Last updated: Feb 23, 2011
My 79-year-old dad has moved in with me while he's recovering from open-heart surgery. Before the surgery we talked about him staying here for three or four months and then looking for a condo nearby.
Now he's all doom and gloom. He made me drive to the cemetery with him to check on his lot and order his tombstone, and he's written out instructions for his funeral. He talks about "when I'm gone" and "I don't have long" all the time -- even in the grocery store and to perfect strangers. It's really wearing on me, and I've gone from trying to encourage him to simply being frustrated.
How do I help him have hope and purpose again -- or at least stop complaining all the time?
Your dad is just voicing his fears -- and he may be a bit of a drama dude as well. A lot of this is about control. We can't call the shots, but we can change our perspective. If it's only been a few months since his surgery and he's not normally like this, then be patient and expect his natural personality to eventually resurface.
Depression and heart disease go hand in hand. There are many studies that show this connection, and some of the medications he has to take right now could also be contributing to the problem. Talk to his doctors about these concerns, and don't forget to encourage your dad to talk to a therapist, his clergy, or a trusted friend. He has a lot to work through, so give him the time and space he needs.
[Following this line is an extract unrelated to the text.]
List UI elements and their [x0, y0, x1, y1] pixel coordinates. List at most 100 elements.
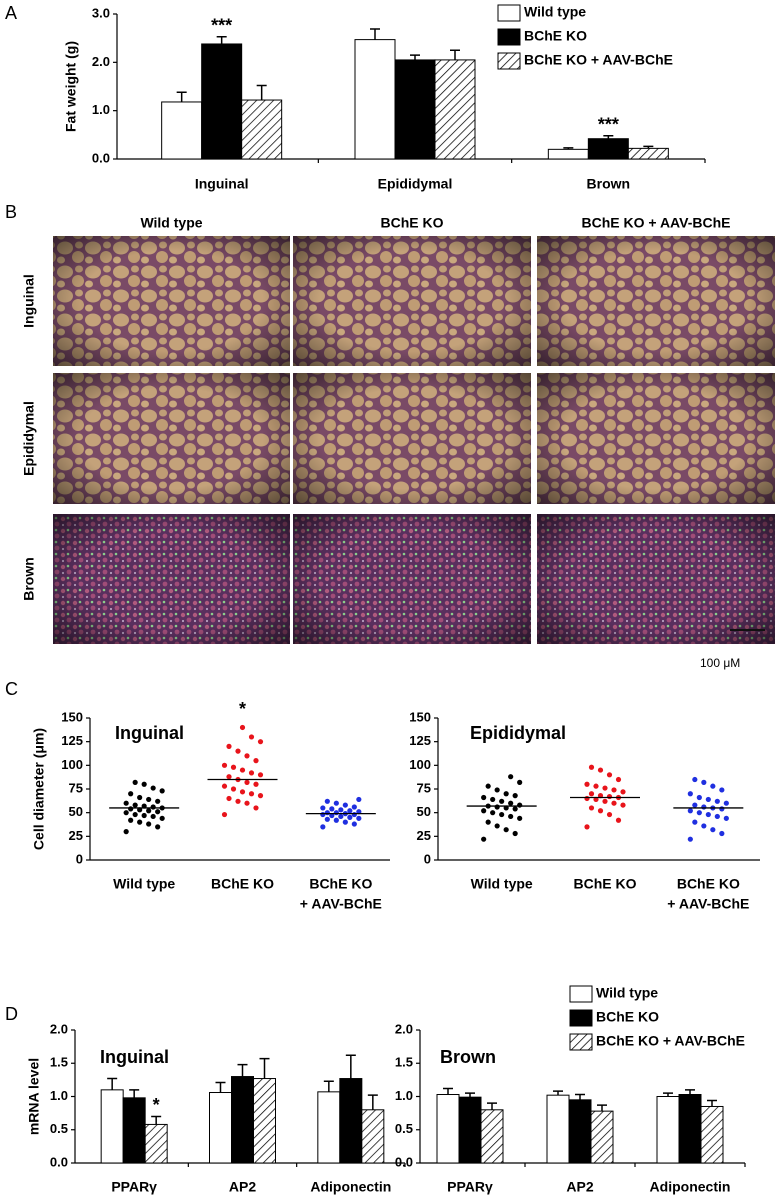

If it really gets bad, though, try calling his bluff. People like to vent and make a big deal out of things, but they don't expect or even want us to actually agree with them. Use a bit of humor and sarcasm to lighten the subject. Ask him if he'd like to go by the funeral home and check it out, or bring his tombstone home. Only you know how much you can tease him, but some gentle nudging might help him loosen up a bit.
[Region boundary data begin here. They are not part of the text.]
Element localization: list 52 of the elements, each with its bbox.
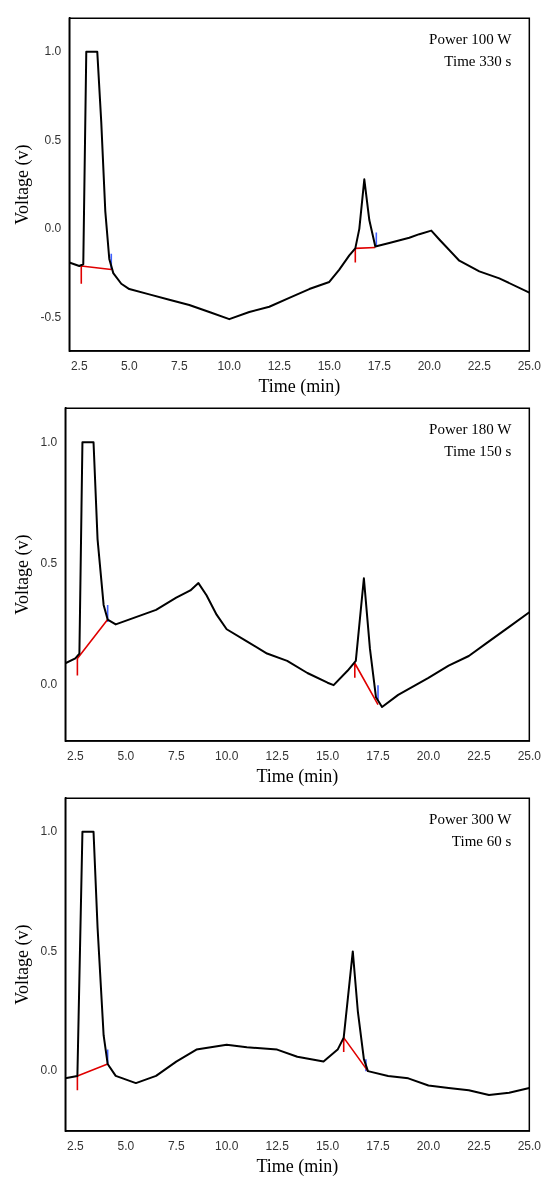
y-tick-label: 1.0 — [40, 824, 58, 839]
x-tick-label: 5.0 — [120, 358, 138, 373]
y-axis-title: Voltage (v) — [11, 534, 33, 615]
x-tick-label: 7.5 — [167, 748, 185, 763]
x-tick-label: 22.5 — [467, 748, 491, 763]
x-tick-label: 17.5 — [366, 748, 391, 763]
x-tick-label: 12.5 — [267, 358, 292, 373]
x-tick-label: 12.5 — [265, 1138, 290, 1153]
annotation: Power 180 W — [429, 420, 513, 437]
annotation: Time 60 s — [451, 832, 512, 849]
y-tick-label: 0.0 — [44, 221, 62, 236]
y-tick-label: -0.5 — [40, 309, 62, 324]
x-tick-label: 5.0 — [117, 1138, 135, 1153]
x-tick-label: 22.5 — [467, 1138, 491, 1153]
y-tick-label: 0.5 — [44, 132, 62, 147]
y-tick-label: 0.5 — [40, 555, 58, 570]
x-tick-label: 5.0 — [117, 748, 135, 763]
x-tick-label: 20.0 — [416, 748, 441, 763]
y-axis-title: Voltage (v) — [11, 924, 33, 1005]
x-tick-label: 25.0 — [517, 358, 542, 373]
x-tick-label: 2.5 — [67, 748, 85, 763]
y-tick-label: 0.0 — [40, 1063, 58, 1078]
y-tick-label: 1.0 — [44, 44, 62, 59]
x-axis-title: Time (min) — [258, 375, 341, 397]
x-tick-label: 17.5 — [366, 1138, 391, 1153]
x-tick-label: 25.0 — [517, 748, 542, 763]
y-tick-label: 0.0 — [40, 677, 58, 692]
x-tick-label: 15.0 — [315, 1138, 340, 1153]
x-tick-label: 20.0 — [416, 1138, 441, 1153]
annotation: Time 330 s — [444, 52, 512, 69]
y-axis-title: Voltage (v) — [11, 144, 33, 225]
y-tick-label: 1.0 — [40, 434, 58, 449]
x-tick-label: 12.5 — [265, 748, 290, 763]
x-tick-label: 10.0 — [215, 1138, 239, 1153]
annotation: Time 150 s — [444, 442, 512, 459]
x-tick-label: 22.5 — [467, 358, 492, 373]
x-tick-label: 10.0 — [215, 748, 239, 763]
x-tick-label: 2.5 — [67, 1138, 85, 1153]
x-tick-label: 10.0 — [217, 358, 242, 373]
annotation: Power 100 W — [429, 30, 513, 47]
x-tick-label: 15.0 — [315, 748, 340, 763]
x-tick-label: 15.0 — [317, 358, 342, 373]
x-tick-label: 2.5 — [70, 358, 88, 373]
x-tick-label: 17.5 — [367, 358, 392, 373]
annotation: Power 300 W — [429, 810, 513, 827]
y-tick-label: 0.5 — [40, 943, 58, 958]
x-axis-title: Time (min) — [256, 765, 339, 787]
x-tick-label: 20.0 — [417, 358, 442, 373]
x-tick-label: 7.5 — [170, 358, 188, 373]
x-axis-title: Time (min) — [256, 1155, 339, 1177]
x-tick-label: 7.5 — [167, 1138, 185, 1153]
x-tick-label: 25.0 — [517, 1138, 542, 1153]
You can also encourage him to plan out everything to the nth degree. After he's taken care of all the details, he may feel more at peace. Or he may not like you butting in, and then you can tell him that while you understand how scary all this is, his preoccupation means he's missing out on the day-to-day moments he still has.
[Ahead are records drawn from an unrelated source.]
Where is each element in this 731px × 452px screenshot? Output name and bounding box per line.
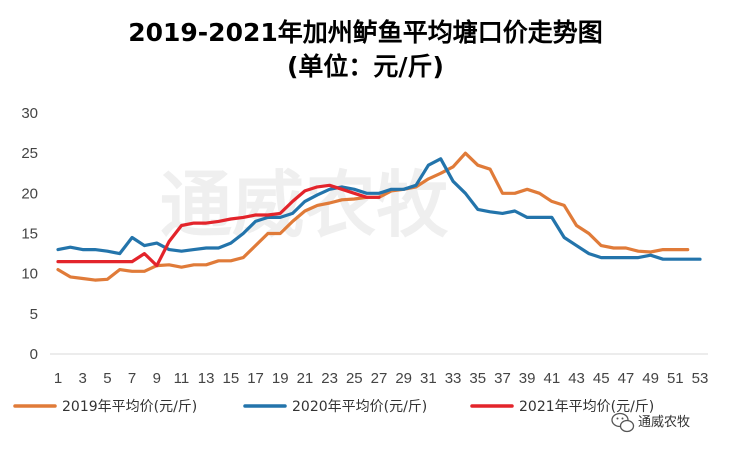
x-tick-label: 49: [642, 370, 659, 387]
y-tick-label: 15: [21, 226, 38, 243]
chart-subtitle: (单位：元/斤): [287, 52, 444, 81]
y-tick-label: 5: [30, 306, 38, 323]
legend-label: 2019年平均价(元/斤): [62, 399, 197, 415]
x-tick-label: 33: [445, 370, 462, 387]
x-tick-label: 11: [174, 370, 190, 387]
x-tick-label: 5: [103, 370, 111, 387]
x-tick-label: 9: [153, 370, 161, 387]
x-tick-label: 51: [667, 370, 684, 387]
x-tick-label: 43: [568, 370, 585, 387]
x-tick-label: 41: [544, 370, 561, 387]
x-tick-label: 21: [297, 370, 314, 387]
x-tick-label: 19: [272, 370, 289, 387]
x-tick-label: 17: [247, 370, 264, 387]
x-tick-label: 1: [54, 370, 62, 387]
x-tick-label: 37: [494, 370, 511, 387]
x-tick-label: 27: [371, 370, 388, 387]
x-tick-label: 39: [519, 370, 536, 387]
x-tick-label: 47: [618, 370, 635, 387]
y-tick-label: 20: [21, 185, 38, 202]
legend-label: 2021年平均价(元/斤): [519, 399, 654, 415]
x-tick-label: 35: [469, 370, 486, 387]
x-tick-label: 45: [593, 370, 610, 387]
wechat-icon: [611, 412, 635, 433]
y-tick-label: 25: [21, 145, 38, 162]
y-tick-label: 0: [30, 346, 38, 363]
x-tick-label: 23: [321, 370, 338, 387]
x-tick-label: 15: [223, 370, 240, 387]
y-tick-label: 30: [21, 105, 38, 122]
watermark: 通威农牧: [160, 163, 449, 247]
x-tick-label: 25: [346, 370, 363, 387]
chart-title: 2019-2021年加州鲈鱼平均塘口价走势图: [128, 18, 603, 47]
x-tick-label: 29: [395, 370, 412, 387]
legend-label: 2020年平均价(元/斤): [292, 399, 427, 415]
x-tick-label: 3: [79, 370, 87, 387]
y-tick-label: 10: [21, 266, 38, 283]
x-tick-label: 31: [420, 370, 437, 387]
x-tick-label: 53: [692, 370, 709, 387]
series-line-3: [56, 183, 381, 268]
x-tick-label: 7: [128, 370, 136, 387]
wechat-label: 通威农牧: [638, 415, 690, 430]
wechat-badge: 通威农牧: [611, 412, 690, 433]
x-tick-label: 13: [198, 370, 215, 387]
My mom was similar, and the daily "I could go at any time" outbursts really got on my nerves. Try blocking it out, changing the subject, or putting on some music or an audio book. Or clap loudly and say in a strong voice, "This isn't healthy for me. If you keep it up, I'll have to leave the room" -- and then do leave the room if he keeps it up.
Remember also that while your life is full and chaotic, your dad's isn't right now. Does he spend time with friends his own age who could serve as good role models? It's easy to stew in your own problems when there's no one around you can relate to. Make sure he gets out of the house regularly. Most communities have great outings and activities for seniors. Get him together with other older men and women who've adjusted to life's curveballs (illness, losing spouses, moves, and other inevitable changes).
Meanwhile, as soon as his health stabilizes, go ahead and take him to look at condos. If your dad can live nearby and you can maintain a sense of privacy while still being able to keep an eye him, I think both of your stress levels will begin to subside. And he'll be much better at creating his own daily routine, connecting with friends, and settling into his new life.
Your dad agreed to heart surgery because he wanted to live and feel better. Do all you can to steer him in that positive direction again. Surround him (and yourself) with upbeat movies, enjoyable outings, and new connections. Be an example -- a person with a vibrant life and a circle of close friends. Show him that life can indeed be good again.